The Practice of Magical Evocation Franz Bardon
Merkur Publishing Company 2001, ISBN 1-88592-813-0
If you want to be strict about it, it is rather pointless to review this book on its own - after all, the theories and techniques for magical evocation that Bardon describes in it are directly based on his first and most important publication, "Initiation into Hermetics". A review of his complete system would lead too far however. Saying that the "Practice of Magical Evocation" should be very difficult to understand without at least basic knowledge of "Initiation into Hermetics" must therefore suffice.
This book is an early attempt at freeing the rather obscure field of magical evocation from the excess baggage of medieval ritualism and offering a simple, coherent ritual theory for it. Bardon is far from having done this work on his own, but the clarity of his result, mostly rid of traditionalisms, is still remarkable. After reading this, the reader is not only capable of employing workable and pleasantly simple evocation magic, but will also have learned enough background information to be able to modify the ritual instruction in a reasonable way or develop rituals from scratch.
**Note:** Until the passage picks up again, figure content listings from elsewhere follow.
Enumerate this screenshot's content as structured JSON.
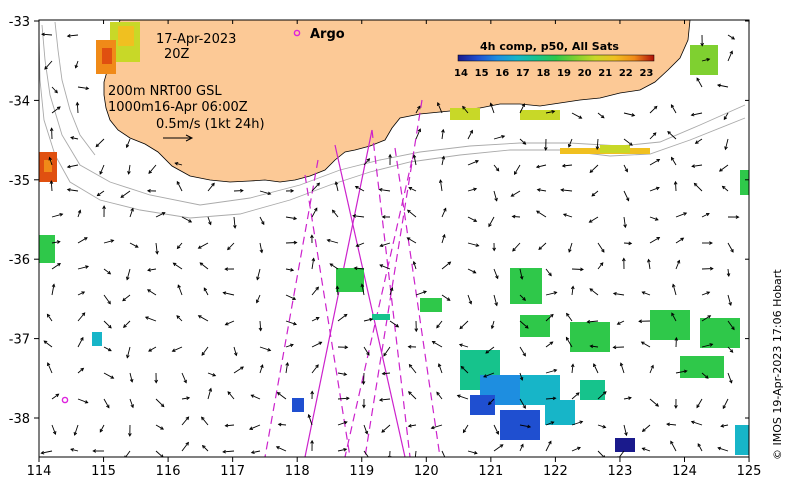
{
  "date_line": "17-Apr-2023",
  "time_line": "20Z",
  "legend_argo_label": "Argo",
  "info": {
    "line1": "200m  NRT00 GSL",
    "line2": "1000m16-Apr 06:00Z",
    "line3": "0.5m/s (1kt 24h)"
  },
  "colorbar": {
    "title": "4h comp, p50, All Sats",
    "ticks": [
      "14",
      "15",
      "16",
      "17",
      "18",
      "19",
      "20",
      "21",
      "22",
      "23"
    ],
    "colors": [
      "#1a1a8c",
      "#1f4fd0",
      "#1e8ee0",
      "#17b5c8",
      "#16c38c",
      "#2fc84a",
      "#7fd030",
      "#c8d828",
      "#f0c020",
      "#f08a18",
      "#e05010",
      "#b01008"
    ]
  },
  "x_ticks": [
    "114",
    "115",
    "116",
    "117",
    "118",
    "119",
    "120",
    "121",
    "122",
    "123",
    "124",
    "125"
  ],
  "y_ticks": [
    "-33",
    "-34",
    "-35",
    "-36",
    "-37",
    "-38"
  ],
  "credit": "© IMOS 19-Apr-2023 17:06 Hobart",
  "colors": {
    "land": "#fcc996",
    "track": "#cc22cc",
    "contour": "#aaaaaa",
    "argo": "#dd22dd"
  }
}
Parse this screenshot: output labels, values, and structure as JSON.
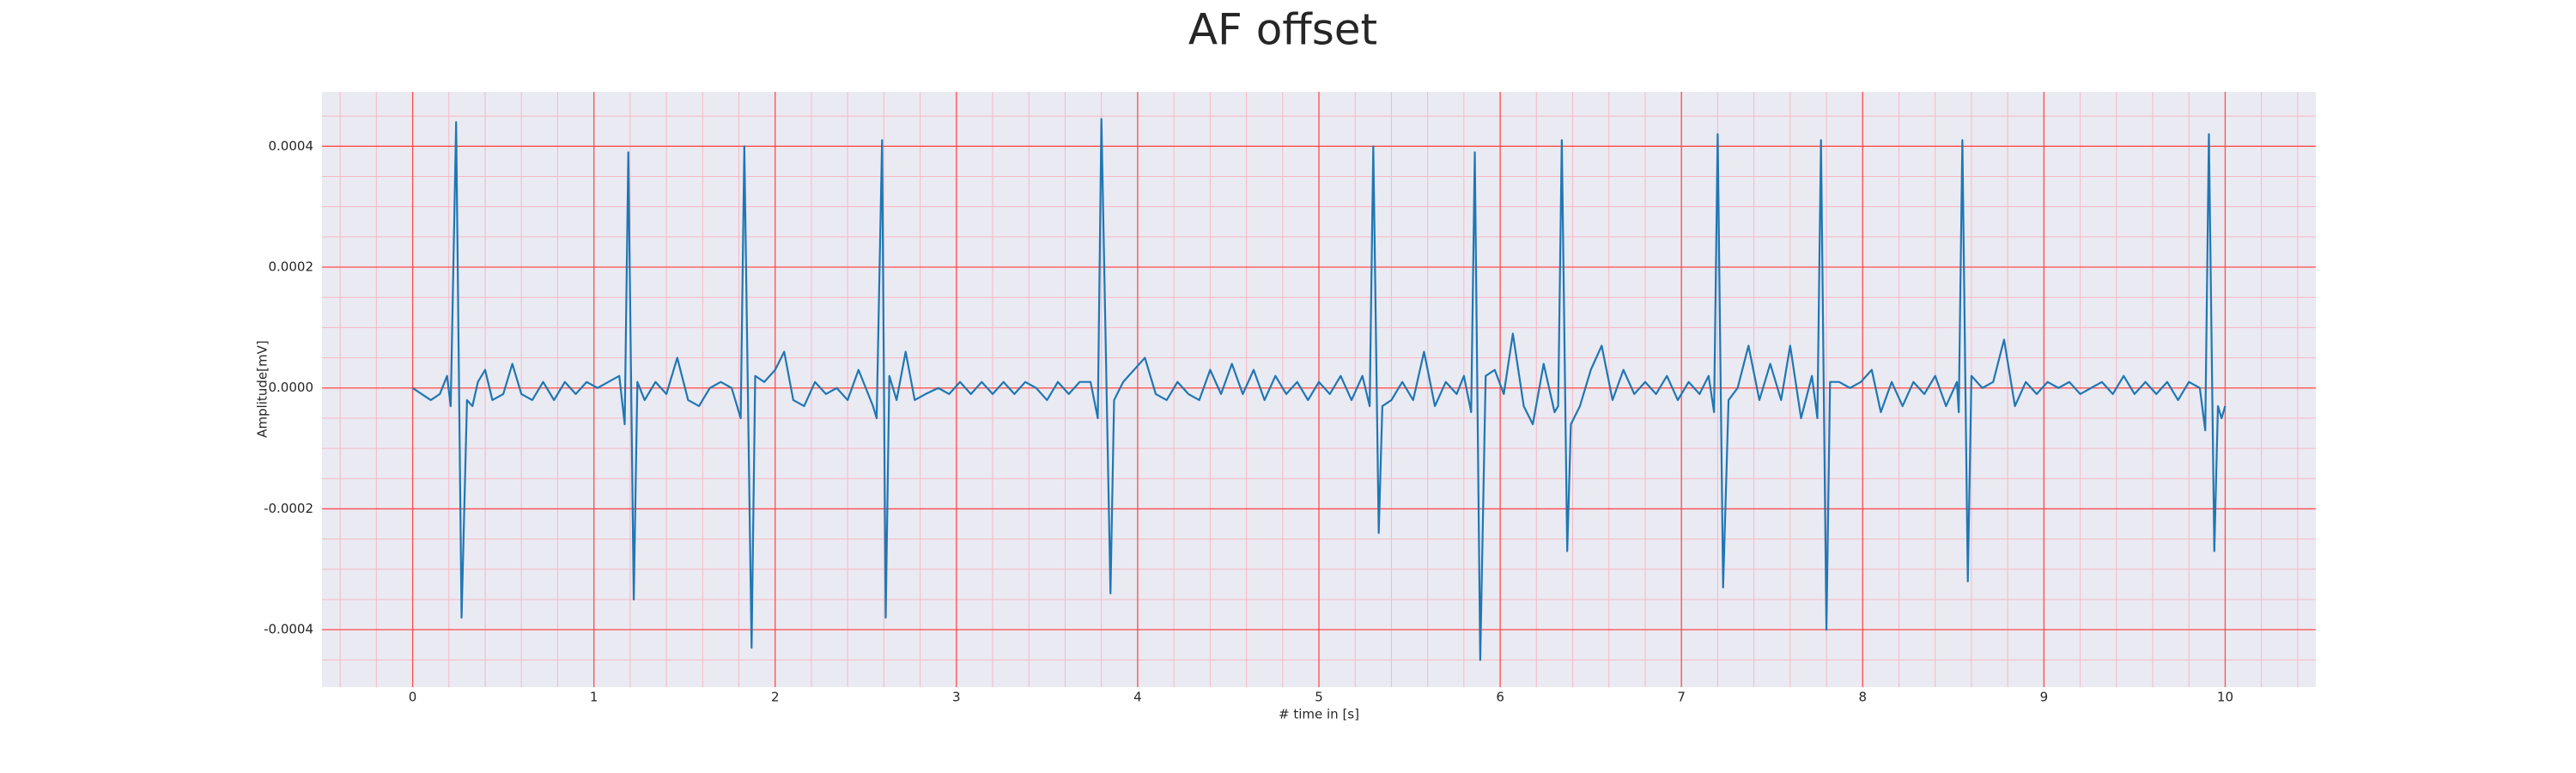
{
  "chart_data": {
    "type": "line",
    "title": "AF offset",
    "xlabel": "# time in [s]",
    "ylabel": "Amplitude[mV]",
    "color": "#1f77b4",
    "background": "#eaeaf2",
    "grid": true,
    "grid_color": "#ff4d4d",
    "minor_grid_color": "#f7b8c4",
    "xlim": [
      -0.5,
      10.5
    ],
    "ylim": [
      -0.000495,
      0.00049
    ],
    "xticks": [
      0,
      1,
      2,
      3,
      4,
      5,
      6,
      7,
      8,
      9,
      10
    ],
    "yticks": [
      -0.0004,
      -0.0002,
      {
        "value": 0,
        "label": "0.0000"
      },
      0.0002,
      0.0004
    ],
    "minor_xticks": [
      -0.4,
      -0.2,
      0,
      0.2,
      0.4,
      0.6,
      0.8,
      1,
      1.2,
      1.4,
      1.6,
      1.8,
      2,
      2.2,
      2.4,
      2.6,
      2.8,
      3,
      3.2,
      3.4,
      3.6,
      3.8,
      4,
      4.2,
      4.4,
      4.6,
      4.8,
      5,
      5.2,
      5.4,
      5.6,
      5.8,
      6,
      6.2,
      6.4,
      6.6,
      6.8,
      7,
      7.2,
      7.4,
      7.6,
      7.8,
      8,
      8.2,
      8.4,
      8.6,
      8.8,
      9,
      9.2,
      9.4,
      9.6,
      9.8,
      10,
      10.2,
      10.4
    ],
    "minor_yticks": [
      -0.00045,
      -0.0004,
      -0.00035,
      -0.0003,
      -0.00025,
      -0.0002,
      -0.00015,
      -0.0001,
      -5e-05,
      0,
      5e-05,
      0.0001,
      0.00015,
      0.0002,
      0.00025,
      0.0003,
      0.00035,
      0.0004,
      0.00045
    ],
    "x": [
      0.0,
      0.05,
      0.1,
      0.15,
      0.19,
      0.21,
      0.24,
      0.27,
      0.3,
      0.33,
      0.36,
      0.4,
      0.44,
      0.5,
      0.55,
      0.6,
      0.66,
      0.72,
      0.78,
      0.84,
      0.9,
      0.96,
      1.02,
      1.08,
      1.14,
      1.17,
      1.19,
      1.22,
      1.24,
      1.28,
      1.34,
      1.4,
      1.46,
      1.52,
      1.58,
      1.64,
      1.7,
      1.76,
      1.81,
      1.83,
      1.87,
      1.89,
      1.94,
      2.0,
      2.05,
      2.1,
      2.16,
      2.22,
      2.28,
      2.34,
      2.4,
      2.46,
      2.5,
      2.54,
      2.56,
      2.59,
      2.61,
      2.63,
      2.67,
      2.72,
      2.77,
      2.83,
      2.9,
      2.96,
      3.02,
      3.08,
      3.14,
      3.2,
      3.26,
      3.32,
      3.38,
      3.44,
      3.5,
      3.56,
      3.62,
      3.68,
      3.74,
      3.78,
      3.8,
      3.85,
      3.87,
      3.92,
      3.98,
      4.04,
      4.1,
      4.16,
      4.22,
      4.28,
      4.34,
      4.4,
      4.46,
      4.52,
      4.58,
      4.64,
      4.7,
      4.76,
      4.82,
      4.88,
      4.94,
      5.0,
      5.06,
      5.12,
      5.18,
      5.24,
      5.28,
      5.3,
      5.33,
      5.35,
      5.4,
      5.46,
      5.52,
      5.58,
      5.64,
      5.7,
      5.76,
      5.8,
      5.84,
      5.86,
      5.89,
      5.92,
      5.97,
      6.02,
      6.07,
      6.13,
      6.18,
      6.24,
      6.3,
      6.32,
      6.34,
      6.37,
      6.39,
      6.44,
      6.5,
      6.56,
      6.62,
      6.68,
      6.74,
      6.8,
      6.86,
      6.92,
      6.98,
      7.04,
      7.1,
      7.15,
      7.18,
      7.2,
      7.23,
      7.26,
      7.31,
      7.37,
      7.43,
      7.49,
      7.55,
      7.6,
      7.66,
      7.72,
      7.75,
      7.77,
      7.8,
      7.82,
      7.87,
      7.93,
      7.99,
      8.05,
      8.1,
      8.16,
      8.22,
      8.28,
      8.34,
      8.4,
      8.46,
      8.52,
      8.53,
      8.55,
      8.58,
      8.6,
      8.66,
      8.72,
      8.78,
      8.84,
      8.9,
      8.96,
      9.02,
      9.08,
      9.14,
      9.2,
      9.26,
      9.32,
      9.38,
      9.44,
      9.5,
      9.56,
      9.62,
      9.68,
      9.74,
      9.8,
      9.86,
      9.89,
      9.91,
      9.94,
      9.96,
      9.98,
      10.0
    ],
    "values": [
      0,
      -1e-05,
      -2e-05,
      -1e-05,
      2e-05,
      -3e-05,
      0.00044,
      -0.00038,
      -2e-05,
      -3e-05,
      1e-05,
      3e-05,
      -2e-05,
      -1e-05,
      4e-05,
      -1e-05,
      -2e-05,
      1e-05,
      -2e-05,
      1e-05,
      -1e-05,
      1e-05,
      0,
      1e-05,
      2e-05,
      -6e-05,
      0.00039,
      -0.00035,
      1e-05,
      -2e-05,
      1e-05,
      -1e-05,
      5e-05,
      -2e-05,
      -3e-05,
      0,
      1e-05,
      0,
      -5e-05,
      0.0004,
      -0.00043,
      2e-05,
      1e-05,
      3e-05,
      6e-05,
      -2e-05,
      -3e-05,
      1e-05,
      -1e-05,
      0,
      -2e-05,
      3e-05,
      0,
      -3e-05,
      -5e-05,
      0.00041,
      -0.00038,
      2e-05,
      -2e-05,
      6e-05,
      -2e-05,
      -1e-05,
      0,
      -1e-05,
      1e-05,
      -1e-05,
      1e-05,
      -1e-05,
      1e-05,
      -1e-05,
      1e-05,
      0,
      -2e-05,
      1e-05,
      -1e-05,
      1e-05,
      1e-05,
      -5e-05,
      0.000445,
      -0.00034,
      -2e-05,
      1e-05,
      3e-05,
      5e-05,
      -1e-05,
      -2e-05,
      1e-05,
      -1e-05,
      -2e-05,
      3e-05,
      -1e-05,
      4e-05,
      -1e-05,
      3e-05,
      -2e-05,
      2e-05,
      -1e-05,
      1e-05,
      -2e-05,
      1e-05,
      -1e-05,
      2e-05,
      -2e-05,
      2e-05,
      -3e-05,
      0.0004,
      -0.00024,
      -3e-05,
      -2e-05,
      1e-05,
      -2e-05,
      6e-05,
      -3e-05,
      1e-05,
      -1e-05,
      2e-05,
      -4e-05,
      0.00039,
      -0.00045,
      2e-05,
      3e-05,
      -1e-05,
      9e-05,
      -3e-05,
      -6e-05,
      4e-05,
      -4e-05,
      -3e-05,
      0.00041,
      -0.00027,
      -6e-05,
      -3e-05,
      3e-05,
      7e-05,
      -2e-05,
      3e-05,
      -1e-05,
      1e-05,
      -1e-05,
      2e-05,
      -2e-05,
      1e-05,
      -1e-05,
      2e-05,
      -4e-05,
      0.00042,
      -0.00033,
      -2e-05,
      0,
      7e-05,
      -2e-05,
      4e-05,
      -2e-05,
      7e-05,
      -5e-05,
      2e-05,
      -5e-05,
      0.00041,
      -0.0004,
      1e-05,
      1e-05,
      0,
      1e-05,
      3e-05,
      -4e-05,
      1e-05,
      -3e-05,
      1e-05,
      -1e-05,
      2e-05,
      -3e-05,
      1e-05,
      -4e-05,
      0.00041,
      -0.00032,
      2e-05,
      0,
      1e-05,
      8e-05,
      -3e-05,
      1e-05,
      -1e-05,
      1e-05,
      0,
      1e-05,
      -1e-05,
      0,
      1e-05,
      -1e-05,
      2e-05,
      -1e-05,
      1e-05,
      -1e-05,
      1e-05,
      -2e-05,
      1e-05,
      0,
      -7e-05,
      0.00042,
      -0.00027,
      -3e-05,
      -5e-05,
      -3e-05
    ]
  }
}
Sadly, doing the latter is absolutely necessary. Only little less than in his "Initiation into Hermetics", in this book Bardon is dogmatic and rigid to the point of making the ritual instruction almost impossible to carry out in its literal sense. Anyone up to practising Bardons ritual magic has to decide between doing decades of preliminary concentration and meditation exercises, and ignoring large numbers of rules and warnings (mostly in "Initiation"). The, well, more efficient latter option is probably hard to take for relative beginners in magic, which is why this book is not recommendable for them.
Overall, the "Practice of Magical Evocation" should be very useful for advanced practitioners interested in evocation magic. In a lot of ways, it is even the best book available on this rarely seriously dealt with subject. Its peculiarity in content and style makes it hardly accessible for beginners, which is likely intentional but still lessens the value of the book. In the second part of "Practice", the author indexes several hundreds of entities with sigils and short descriptions. Many have criticized Bardon for basically making those up using several not very magical methods. For modern magical practice, such considerations are not relevant and in fact, Bardon's entities as well as his techniques can be successfully worked with.